We went down to the Mosaique Hotel on the eastern shore of the Sinai Peninsula for three days, checking into two rooms (my sister and I shared a room) on an all-inclusive basis.
All-inclusive, as the hotel staff explained, included three big meals a day buffet-style—lots of eggs, cheeses, and beans for breakfast, lots of meat, chicken and fish for lunch and dinner, lots of Middle Eastern desserts all day—snacks and drinks mid-day (alcohol and ice cream were extra), access to the biggest pools I’ve ever seen (fresh water and seawater, including a heated pool), work-out and games stations, evening performances, daytime classes, and of course the beach with its coral and beautiful fish. Meals were sumptuous, service was quick, the coffee being the only major disappointment.
All-inclusive meant many things. As I wrote earlier, the Sinai is the bridge between Asia and Africa. The hotel is managed and staffed by Egyptians whose families are back in Cairo and Alexandria and who see their families every 4 months or so. The guests included not just Egyptians but also lots of Russians, some Poles, a few from Western Europe, and some Israelis. The hotel was expecting 150 Israeli families to fly in today, the beginning of the Jewish holiday of Chanukah, and the Egyptian director of the restaurant walked around trying out his Hebrew, wishing us LeTe’avon, Bon Appetit.
Who remember the wars Israel and Egypt fought not too long ago?
My brother walked confidently among this crowd, the only man wearing a yarmulke, till we heard Sabbath singing on Friday evening and espied a group of young men, all in white shirts and black yarmulkes, at a corner table. I went over there and wished them a good Sabbath; they immediately asked me who I was, and did I have a man or more men with me because they needed a minyan, a quorum of 10 men, for Sabbath services.
I used to be self-conscious about being the only identifiable Jews in such a setting, but no longer. I enjoy the different clothing and languages, get a big kick out of religious displays of all kinds, including the numerous Christmas wreaths and the Santa in a big sleigh pulled by lit-up reindeer in the vast lobby. I had a brief massage and treatment at a Turkish hammam, lying stark naked on a marble slab and drenched first with hot, soapy water, and then scrubbed with white loofah particles before being washed down again.
I love all-inclusive.
Here and there I shared with people that we were two sisters and a brother, and they nodded appreciatively. I didn’t bother explaining how many twists and turns it had taken us, over three different, separate lives to get to the point where we not only enjoyed swimming, walking, and eating together, but also what I called our family consultations, sitting round the table overlooking the pools and sea and talking about our lives.
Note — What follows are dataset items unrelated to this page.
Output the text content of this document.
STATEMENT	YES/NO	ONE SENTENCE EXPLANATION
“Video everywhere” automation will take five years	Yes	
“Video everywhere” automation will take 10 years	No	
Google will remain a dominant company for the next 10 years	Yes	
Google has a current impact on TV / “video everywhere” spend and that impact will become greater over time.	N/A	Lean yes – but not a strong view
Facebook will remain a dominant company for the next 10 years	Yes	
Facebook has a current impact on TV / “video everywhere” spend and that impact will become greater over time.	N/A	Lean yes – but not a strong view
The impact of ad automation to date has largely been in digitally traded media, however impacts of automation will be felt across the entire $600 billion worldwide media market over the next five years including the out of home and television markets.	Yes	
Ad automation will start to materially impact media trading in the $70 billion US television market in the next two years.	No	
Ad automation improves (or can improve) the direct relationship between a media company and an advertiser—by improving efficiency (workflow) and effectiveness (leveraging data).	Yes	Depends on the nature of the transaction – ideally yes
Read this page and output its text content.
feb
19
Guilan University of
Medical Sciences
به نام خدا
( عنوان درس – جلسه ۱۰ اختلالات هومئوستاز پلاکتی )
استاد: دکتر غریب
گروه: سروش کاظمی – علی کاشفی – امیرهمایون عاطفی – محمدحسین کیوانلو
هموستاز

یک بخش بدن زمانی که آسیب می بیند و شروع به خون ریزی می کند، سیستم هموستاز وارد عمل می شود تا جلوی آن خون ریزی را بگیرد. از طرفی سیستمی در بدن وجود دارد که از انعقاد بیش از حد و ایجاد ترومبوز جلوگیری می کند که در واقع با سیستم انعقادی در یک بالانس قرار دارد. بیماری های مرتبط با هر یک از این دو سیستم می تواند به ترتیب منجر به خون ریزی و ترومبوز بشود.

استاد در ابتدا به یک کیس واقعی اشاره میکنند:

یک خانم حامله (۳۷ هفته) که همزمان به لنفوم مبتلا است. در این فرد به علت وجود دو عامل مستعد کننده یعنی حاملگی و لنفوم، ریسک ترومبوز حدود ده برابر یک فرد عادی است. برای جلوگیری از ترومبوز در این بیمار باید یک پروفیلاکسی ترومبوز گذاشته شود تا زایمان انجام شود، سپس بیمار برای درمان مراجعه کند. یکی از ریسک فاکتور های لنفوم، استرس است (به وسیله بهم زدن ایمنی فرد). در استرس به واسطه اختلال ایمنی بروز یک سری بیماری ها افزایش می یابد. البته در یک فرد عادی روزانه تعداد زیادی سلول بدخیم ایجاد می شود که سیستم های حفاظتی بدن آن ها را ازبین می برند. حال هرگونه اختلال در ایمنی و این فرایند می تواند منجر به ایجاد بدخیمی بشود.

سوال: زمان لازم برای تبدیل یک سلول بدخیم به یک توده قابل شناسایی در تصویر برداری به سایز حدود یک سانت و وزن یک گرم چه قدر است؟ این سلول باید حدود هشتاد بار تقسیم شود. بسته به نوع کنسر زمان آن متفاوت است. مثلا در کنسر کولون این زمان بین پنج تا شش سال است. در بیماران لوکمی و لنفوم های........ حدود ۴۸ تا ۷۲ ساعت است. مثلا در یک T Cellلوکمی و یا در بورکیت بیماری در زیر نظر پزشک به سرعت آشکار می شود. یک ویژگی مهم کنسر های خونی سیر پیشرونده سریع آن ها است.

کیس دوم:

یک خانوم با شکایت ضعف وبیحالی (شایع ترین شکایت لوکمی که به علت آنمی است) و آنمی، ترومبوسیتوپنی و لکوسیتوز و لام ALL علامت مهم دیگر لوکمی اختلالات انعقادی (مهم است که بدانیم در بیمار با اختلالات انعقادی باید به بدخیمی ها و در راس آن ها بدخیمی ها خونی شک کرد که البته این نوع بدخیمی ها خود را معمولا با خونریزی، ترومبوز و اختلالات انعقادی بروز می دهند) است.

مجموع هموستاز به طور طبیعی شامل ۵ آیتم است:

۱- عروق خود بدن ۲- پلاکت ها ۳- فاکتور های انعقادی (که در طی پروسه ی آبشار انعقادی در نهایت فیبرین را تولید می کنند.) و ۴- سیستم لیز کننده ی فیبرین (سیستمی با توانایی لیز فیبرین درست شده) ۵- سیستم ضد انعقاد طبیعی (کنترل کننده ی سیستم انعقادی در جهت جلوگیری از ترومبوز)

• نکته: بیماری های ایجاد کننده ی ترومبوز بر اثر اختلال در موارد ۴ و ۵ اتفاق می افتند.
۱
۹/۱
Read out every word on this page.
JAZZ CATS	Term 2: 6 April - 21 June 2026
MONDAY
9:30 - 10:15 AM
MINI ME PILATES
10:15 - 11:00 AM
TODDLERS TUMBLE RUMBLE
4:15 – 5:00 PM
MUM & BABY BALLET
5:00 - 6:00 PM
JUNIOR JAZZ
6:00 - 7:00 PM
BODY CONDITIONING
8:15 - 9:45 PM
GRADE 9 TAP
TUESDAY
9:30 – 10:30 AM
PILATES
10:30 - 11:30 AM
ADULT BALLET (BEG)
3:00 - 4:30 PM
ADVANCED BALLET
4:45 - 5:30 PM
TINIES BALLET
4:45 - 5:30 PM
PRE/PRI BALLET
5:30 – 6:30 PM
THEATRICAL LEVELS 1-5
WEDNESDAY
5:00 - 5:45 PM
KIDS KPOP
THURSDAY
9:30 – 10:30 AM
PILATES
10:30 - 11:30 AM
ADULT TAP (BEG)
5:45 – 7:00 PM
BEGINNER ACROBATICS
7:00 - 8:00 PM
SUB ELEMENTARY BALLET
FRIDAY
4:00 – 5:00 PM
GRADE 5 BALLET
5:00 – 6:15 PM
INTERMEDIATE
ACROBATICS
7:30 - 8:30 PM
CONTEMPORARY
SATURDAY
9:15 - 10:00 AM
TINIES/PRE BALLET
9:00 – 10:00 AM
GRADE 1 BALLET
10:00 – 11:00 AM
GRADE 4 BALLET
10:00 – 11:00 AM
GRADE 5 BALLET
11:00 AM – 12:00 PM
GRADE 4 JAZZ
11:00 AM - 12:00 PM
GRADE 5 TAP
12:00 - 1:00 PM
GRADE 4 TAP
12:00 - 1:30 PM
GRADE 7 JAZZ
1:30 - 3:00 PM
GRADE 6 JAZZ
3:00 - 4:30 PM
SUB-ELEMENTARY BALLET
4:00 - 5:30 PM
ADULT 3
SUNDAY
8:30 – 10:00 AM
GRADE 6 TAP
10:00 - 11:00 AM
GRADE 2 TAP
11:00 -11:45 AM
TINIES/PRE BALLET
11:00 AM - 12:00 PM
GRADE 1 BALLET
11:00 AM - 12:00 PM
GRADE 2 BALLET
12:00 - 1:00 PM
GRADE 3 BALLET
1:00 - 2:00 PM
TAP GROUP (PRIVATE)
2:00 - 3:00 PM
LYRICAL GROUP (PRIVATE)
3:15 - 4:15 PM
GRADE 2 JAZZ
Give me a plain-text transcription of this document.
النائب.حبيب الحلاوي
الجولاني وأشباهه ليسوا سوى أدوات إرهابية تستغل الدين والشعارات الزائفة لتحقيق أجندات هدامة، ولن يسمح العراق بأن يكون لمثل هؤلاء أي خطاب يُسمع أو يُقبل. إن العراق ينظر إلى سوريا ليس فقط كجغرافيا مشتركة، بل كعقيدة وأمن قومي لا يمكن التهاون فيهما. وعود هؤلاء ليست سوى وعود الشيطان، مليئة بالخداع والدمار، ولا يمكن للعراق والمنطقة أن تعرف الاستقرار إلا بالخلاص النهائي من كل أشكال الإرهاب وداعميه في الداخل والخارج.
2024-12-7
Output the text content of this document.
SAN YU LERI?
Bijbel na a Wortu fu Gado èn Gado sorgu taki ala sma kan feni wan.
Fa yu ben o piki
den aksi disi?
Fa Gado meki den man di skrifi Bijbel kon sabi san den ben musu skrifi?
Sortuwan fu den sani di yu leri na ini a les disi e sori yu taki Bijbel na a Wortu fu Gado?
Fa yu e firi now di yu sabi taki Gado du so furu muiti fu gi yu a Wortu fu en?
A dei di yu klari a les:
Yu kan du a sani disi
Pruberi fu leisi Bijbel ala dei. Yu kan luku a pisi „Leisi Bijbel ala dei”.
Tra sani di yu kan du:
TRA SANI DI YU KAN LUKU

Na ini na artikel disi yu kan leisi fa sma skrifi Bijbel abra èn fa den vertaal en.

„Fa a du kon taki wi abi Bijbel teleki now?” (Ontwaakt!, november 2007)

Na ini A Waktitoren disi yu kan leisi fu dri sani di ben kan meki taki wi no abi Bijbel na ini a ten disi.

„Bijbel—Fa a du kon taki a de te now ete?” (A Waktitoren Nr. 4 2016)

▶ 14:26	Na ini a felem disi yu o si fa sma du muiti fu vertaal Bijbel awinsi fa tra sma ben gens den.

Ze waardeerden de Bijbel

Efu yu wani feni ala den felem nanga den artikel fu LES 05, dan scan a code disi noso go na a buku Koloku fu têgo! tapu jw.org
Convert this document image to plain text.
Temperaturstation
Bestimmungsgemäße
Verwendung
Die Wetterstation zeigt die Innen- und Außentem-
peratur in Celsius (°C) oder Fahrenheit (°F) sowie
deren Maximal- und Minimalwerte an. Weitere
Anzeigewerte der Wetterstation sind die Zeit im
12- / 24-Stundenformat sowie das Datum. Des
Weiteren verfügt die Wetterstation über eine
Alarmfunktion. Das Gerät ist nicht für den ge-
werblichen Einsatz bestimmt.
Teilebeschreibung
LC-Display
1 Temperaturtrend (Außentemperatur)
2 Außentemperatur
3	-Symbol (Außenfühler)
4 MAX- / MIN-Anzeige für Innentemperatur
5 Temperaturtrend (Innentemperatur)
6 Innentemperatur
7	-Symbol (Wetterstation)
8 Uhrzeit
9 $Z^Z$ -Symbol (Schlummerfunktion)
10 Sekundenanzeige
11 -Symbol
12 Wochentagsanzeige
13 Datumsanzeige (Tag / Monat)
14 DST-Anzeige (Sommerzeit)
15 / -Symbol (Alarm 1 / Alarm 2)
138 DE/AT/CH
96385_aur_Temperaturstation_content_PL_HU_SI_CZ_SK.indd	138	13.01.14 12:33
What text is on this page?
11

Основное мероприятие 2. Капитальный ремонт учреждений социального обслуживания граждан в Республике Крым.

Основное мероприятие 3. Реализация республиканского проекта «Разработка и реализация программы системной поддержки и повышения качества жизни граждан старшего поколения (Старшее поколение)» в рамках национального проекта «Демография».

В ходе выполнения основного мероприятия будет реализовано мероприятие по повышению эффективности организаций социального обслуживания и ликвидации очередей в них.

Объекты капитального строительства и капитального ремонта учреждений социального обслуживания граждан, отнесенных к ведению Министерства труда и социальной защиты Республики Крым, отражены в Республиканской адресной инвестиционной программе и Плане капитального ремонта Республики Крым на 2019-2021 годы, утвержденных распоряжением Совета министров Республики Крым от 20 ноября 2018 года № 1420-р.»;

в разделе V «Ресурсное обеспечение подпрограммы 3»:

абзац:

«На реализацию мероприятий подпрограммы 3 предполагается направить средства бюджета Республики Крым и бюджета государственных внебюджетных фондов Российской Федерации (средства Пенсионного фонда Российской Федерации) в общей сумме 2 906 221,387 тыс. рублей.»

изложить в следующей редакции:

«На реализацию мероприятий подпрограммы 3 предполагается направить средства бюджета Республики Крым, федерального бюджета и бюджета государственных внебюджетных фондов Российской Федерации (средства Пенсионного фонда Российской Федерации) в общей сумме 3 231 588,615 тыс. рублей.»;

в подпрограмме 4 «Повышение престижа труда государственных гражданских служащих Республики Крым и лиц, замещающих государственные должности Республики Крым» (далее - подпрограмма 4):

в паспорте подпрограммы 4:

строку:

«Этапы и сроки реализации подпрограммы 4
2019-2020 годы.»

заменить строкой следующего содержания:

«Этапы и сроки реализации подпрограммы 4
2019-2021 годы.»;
My brother is the only one of the three of us who continued the family’s orthodox Jewish life, and watching him over the decades, I appreciate so much how many strictures and stigmas he had to release in order to meet us as he has, equals in our practice of an enlightened life. He might call it a search for God. His recent Hebrew book on changing Judaism from a religion of survival to one of growth and even flourishing is an enormous change from how he was brought up in our family.
My sister’s training was more psychological, a search for being real rather than being mired in various forms of denial, including abstractions and, even worse, idealizations. I think of her facing both of us as we sat at the round table overlooking the water and asking pointed questions that often started with the words: I still don’t understand what you mean by—. The language we used had to be parsed for clarity and concreteness, causing us to choose the simplest words possible.
Finally there was me, the oldest, the one who lives far, who broke with her family long ago but who always wished to stay close in some way, who practices Zen Buddhism with full recognition of her Jewish roots, who wished for her siblings to come back to the US and who considered going to Israel, only to face the fact that all-inclusive doesn’t always mean being together day after day, or even being geographically close. It might mean living your life where it’s been planted, accepting distance but not alienation.
We talked about our family. We wondered what aspect of our parents we see in each other and what my brother and sister see of themselves in their children. We told each other what we see as our individual strengths and areas where we need to practice harder. We needed a lot of trust to have these talks.
For years there had been a history of not speaking to each other, or when speaking, not speaking truth. For years efforts at coming together were aborted by someone walking out, leaving the others angry and hurt. Our early family life had torn us asunder; it took time before we realized it would be our job to overcome those experiences and come together. And we did it. We are doing it
I appreciate that not all siblings feel the need to do this work. We faced many obstacles, and it was those very obstacles that made it important for us to do this work, not to fragment into infrequent checking-in and polite small talk, but to create authentic, deep bonds across religious traditions, interests, and even oceans.
At the end, we promised each other to do such a three-day weekend, just the three siblings, annually for as long as we can. Only next year we’ll have to do this without the World Cup. My brother figured out that the reason our flights were so cheap ($100 both ways from Tel-Aviv to Eilat) was because our return took place during the Cup final, but that didn’t prevent him and everyone else in the airport and train to Jerusalem from watching it on their phone. We had the sense we were part of the whole world watching one of the greatest soccer games ever.
“Everybody wanted Messi to win,” said my brother. “Maybe they didn’t all back Argentina, but they backed Messi.” All-inclusive meant so many things.